Mark, who leads Fiducial Commercial Network in the UK believes the knock on of further interest rate rises for families and small businesses could influence the MPC’s interest rate decision.
He said: “We are nine days away from the Bank of England’s next rate setting committee verdict on Thursday, November 2nd.
“Recent economic data, far from pointing to a clear way forward, is contradictory and being released when macro events globally – let’s call it the bigger picture – have already moved on from the date the data was compiled to.
“UK GDP for August turned positive and so could the reaction to it have been, if it were not for experts already talking down economic performance in Q4, including for the key services sector.
Brent Crude Prices
“CPI Inflation released for September stubbornly remained at 6.7%, confounding exerts’ modest forecast of a 0.2% fall – and through the figures overall food prices again stood out as the thorn in our pockets’ side at +13.5%.

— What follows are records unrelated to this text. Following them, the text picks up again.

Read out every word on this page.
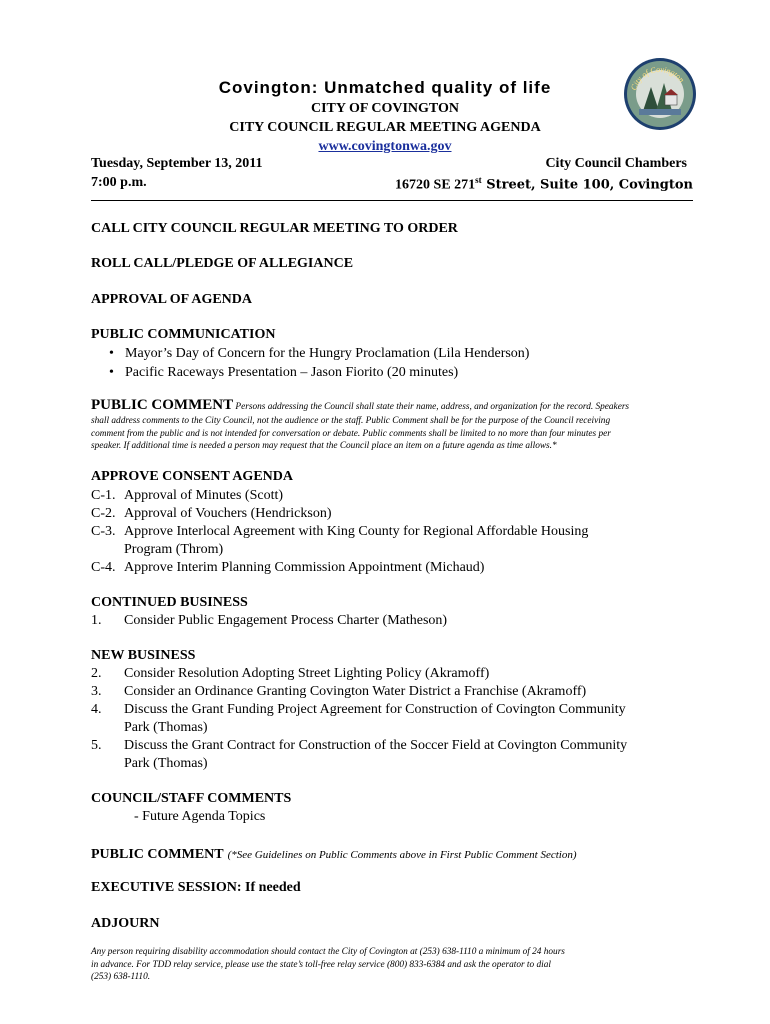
Covington: Unmatched quality of life
CITY OF COVINGTON
CITY COUNCIL REGULAR MEETING AGENDA
www.covingtonwa.gov
City of Covington
Tuesday, September 13, 2011
7:00 p.m.
City Council Chambers
16720 SE 271st Street, Suite 100, Covington
CALL CITY COUNCIL REGULAR MEETING TO ORDER
ROLL CALL/PLEDGE OF ALLEGIANCE
APPROVAL OF AGENDA
PUBLIC COMMUNICATION
• Mayor’s Day of Concern for the Hungry Proclamation (Lila Henderson)
• Pacific Raceways Presentation – Jason Fiorito (20 minutes)
PUBLIC COMMENT Persons addressing the Council shall state their name, address, and organization for the record. Speakers
shall address comments to the City Council, not the audience or the staff. Public Comment shall be for the purpose of the Council receiving
comment from the public and is not intended for conversation or debate. Public comments shall be limited to no more than four minutes per
speaker. If additional time is needed a person may request that the Council place an item on a future agenda as time allows.*
APPROVE CONSENT AGENDA
C-1. Approval of Minutes (Scott)
C-2. Approval of Vouchers (Hendrickson)
C-3. Approve Interlocal Agreement with King County for Regional Affordable Housing
Program (Throm)
C-4. Approve Interim Planning Commission Appointment (Michaud)
CONTINUED BUSINESS
1. Consider Public Engagement Process Charter (Matheson)
NEW BUSINESS
2. Consider Resolution Adopting Street Lighting Policy (Akramoff)
3. Consider an Ordinance Granting Covington Water District a Franchise (Akramoff)
4. Discuss the Grant Funding Project Agreement for Construction of Covington Community
Park (Thomas)
5. Discuss the Grant Contract for Construction of the Soccer Field at Covington Community
Park (Thomas)
COUNCIL/STAFF COMMENTS
- Future Agenda Topics
PUBLIC COMMENT (*See Guidelines on Public Comments above in First Public Comment Section)
EXECUTIVE SESSION: If needed
ADJOURN
Any person requiring disability accommodation should contact the City of Covington at (253) 638-1110 a minimum of 24 hours
in advance. For TDD relay service, please use the state’s toll-free relay service (800) 833-6384 and ask the operator to dial
(253) 638-1110.
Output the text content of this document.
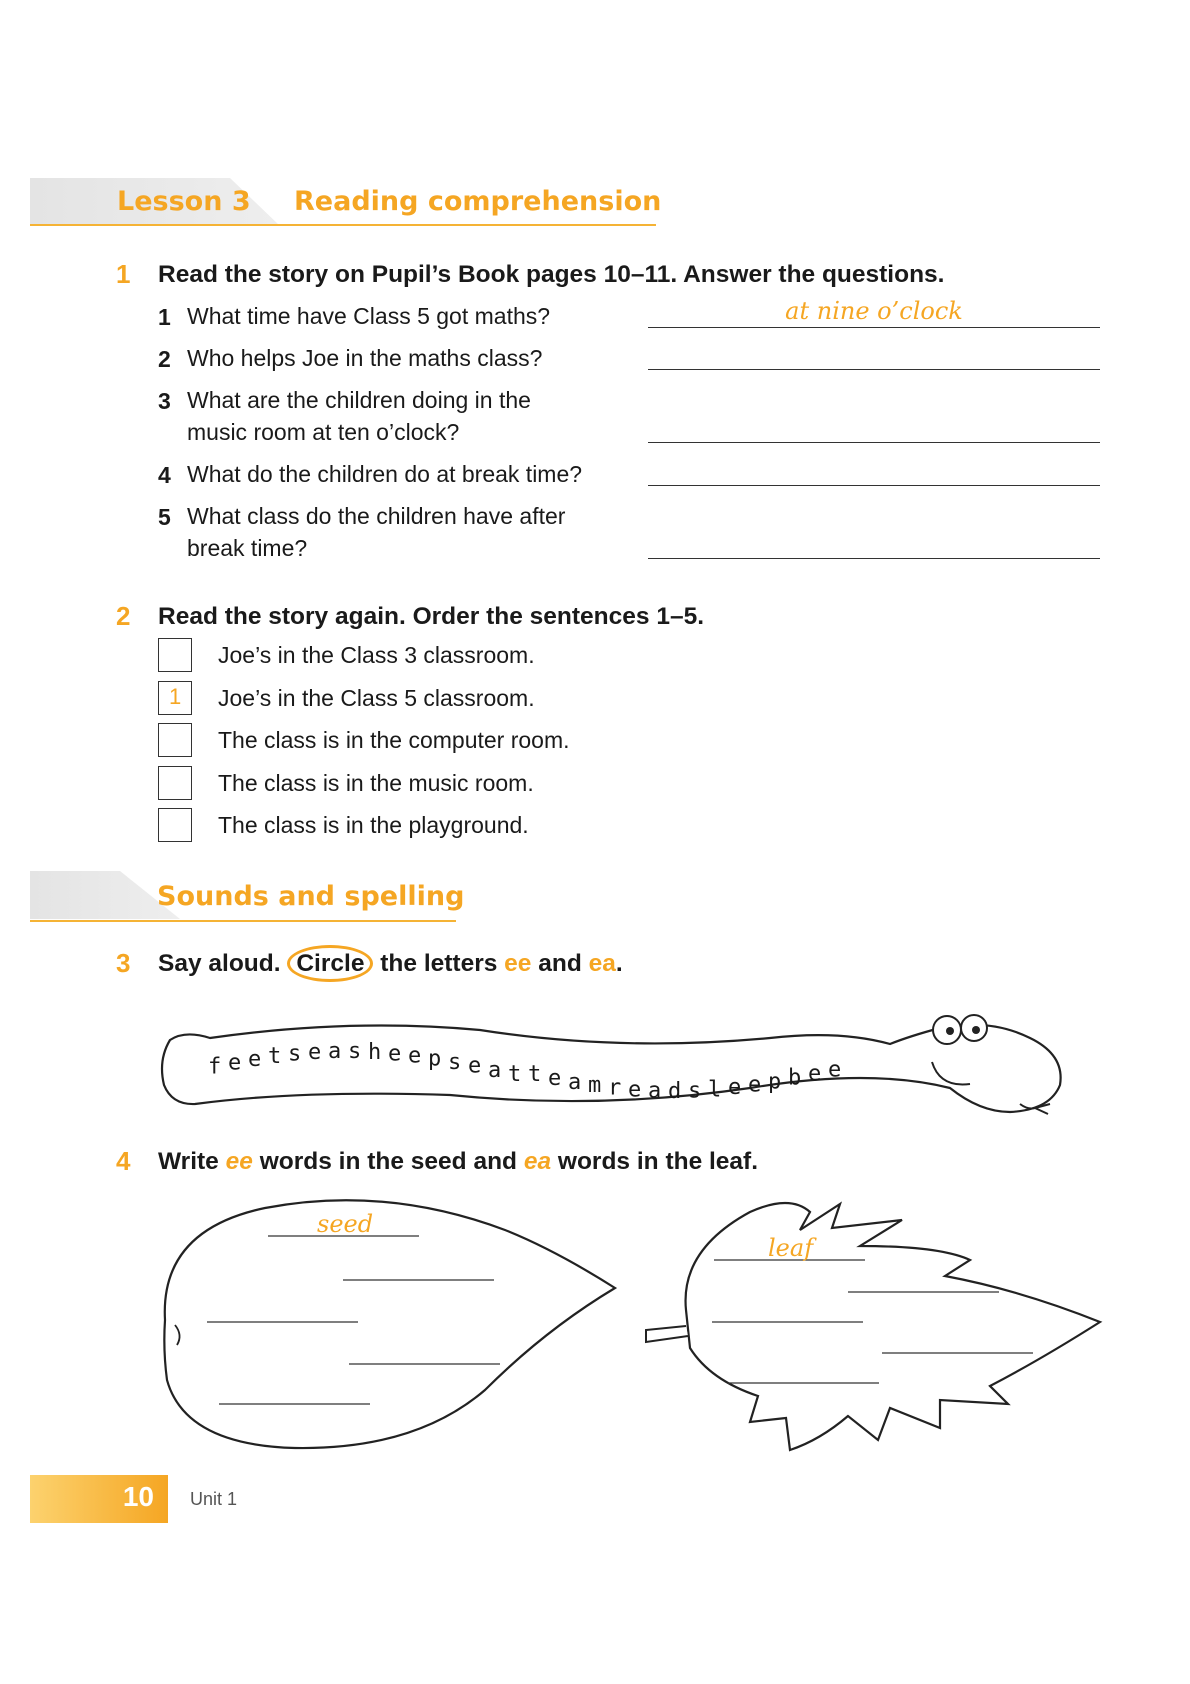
Lesson 3 Reading comprehension
1 Read the story on Pupil’s Book pages 10–11. Answer the questions.
1 What time have Class 5 got maths?	at nine o’clock
2 Who helps Joe in the maths class?
3 What are the children doing in the
music room at ten o’clock?
4 What do the children do at break time?
5 What class do the children have after
break time?
2 Read the story again. Order the sentences 1–5.
Joe’s in the Class 3 classroom.
1 Joe’s in the Class 5 classroom.
The class is in the computer room.
The class is in the music room.
The class is in the playground.
Sounds and spelling
3 Say aloud. Circle the letters ee and ea.
f e e t s e a s h e e p s e a t t e a m r e a d s l e e p b e e
4 Write ee words in the seed and ea words in the leaf.
seed
leaf
10 Unit 1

“This data was released in the context of an escalating situation in the Middle East, and that bigger picture has been causing Brent Crude prices to tick up by $1 per barrel every day over the recent period.
“Where oil prices rise, the price of everything else tends to follow, so nobody will have been taking this as a downward pressure on inflation in the coming months in the bigger picture of things.
“And add into this mix average earnings in the UK, last released in October for the 3 months to August and rising at 7.8% in this period.
“Wage inflation running at over a percentage point higher than price inflation is not settling nerves around predictions for when we will see the end of the current interest rate rising cycle.”
The MPC were divided when they last met in September to consider interest rate change. The nine-strong committee ultimately voted five-to-four in favour of taking no action.
Four members wanted to increase the bank rate from 5.25% by 0.25% whilst the remaining five voted for it to stay.
Mark believes the committee are likely to repeat their decision in wake of the wide global economic picture when they meet next week.
He added: “The best hopes for the Bank of England’s MPC committee to hold fire and keep rates on hold in the face of the bigger picture and current data set lie on a very negative potential consequence of rates rising again.
“Millions of families and small businesses are already struggling with the impacts of inflation combined with higher interest rates increasing their debt servicing costs.
“It brings into focus the Bank of England’s mandate to solely combat inflation, and to be seen to be above political pressures in their decisions.
“But they will have one eye on the impact of their next decision on the economy over the coming months and years, and the very individual impact on families and small businesses.
“They, like us, are pinned down by the bigger picture.”